Les batteries sodium-soufre, température ambiante, ont longtemps affiché un fort potentiel pour le stockage stationnaire de l’électricité à l’échelle du réseau, grâce à leur faible coût et à la densité énergétique théorique élevée du sodium et du soufre. Toutefois, elles étaient aussi considérées comme une alternative de second rang et la généralisation de leur usage a été limitée par leur capacité énergétique basse et leurs cycles de vie réduits.

Pour surmonter ces points faibles, l’équipe de recherche a mis en place un processus de pyrolyse simple ainsi que des électrodes à base de carbone pour améliorer la réactivité du soufre et la réversibilité des réactions entre le soufre et le sodium.

“Notre batterie au sodium est susceptible de réduire les coûts de manière drastique tout en fournissant une capacité de stockage quatre fois supérieure”, a indiqué le chercheur Shenlong Zhao en référence à la compétitivité du dispositif par rapport aux batteries lithium-ion. “Des solutions de stockage fabriquées avec des ressources abondantes comme le sodium (lequel peut être obtenu à partir de l’eau de mer) disposent aussi du potentiel pour garantir une meilleure sécurité énergétique à plus grande échelle et permettre à davantage de pays d’amorcer le virage vers la décarbonation”, a-t-il poursuivi.

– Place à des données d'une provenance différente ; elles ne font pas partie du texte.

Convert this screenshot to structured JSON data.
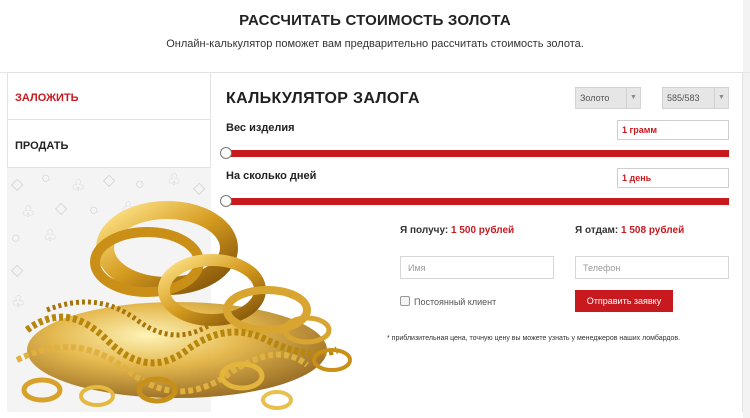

Les scientifiques ont fabriqué la batterie avec une cathode intégrée comportant deux sites actifs, réalisée avec des cadres en graphène dopé au soufre soutenant du disulfure de molybdène (2H-MoS2) et du molybdène (Mo1) dispersés atomiquement. Selon eux, la batterie affiche une stabilité cyclique ainsi qu’une performance « sans précédent », avec une capacité initiale élevée et un taux de détérioration de seulement 0,05 % par cycle sur 1 000 cycles à température ambiante. Elle présente une capacité initiale de 1,017 mAh g−1 et conserve une capacité élevée de 505 mAh g−1 au bout de 1 000 cycles avec 0,1 A g−1.
Les universitaires ont indiqué avoir fabriqué et testé avec succès les batteries en laboratoire dans les locaux du génie chimique de l’Université de Sydney, et prévoient d’améliorer leurs cellules pour les commercialiser.

Ce groupe de chercheurs comprend des scientifiques travaillant à l’Université de Chongqing, l’Académie chinoise des sciences et l’Université des sciences et technologies en Chine ainsi qu’à l’Université d’Adélaïde, l’Université de Wollongong et l’Université de Sydney en Australie.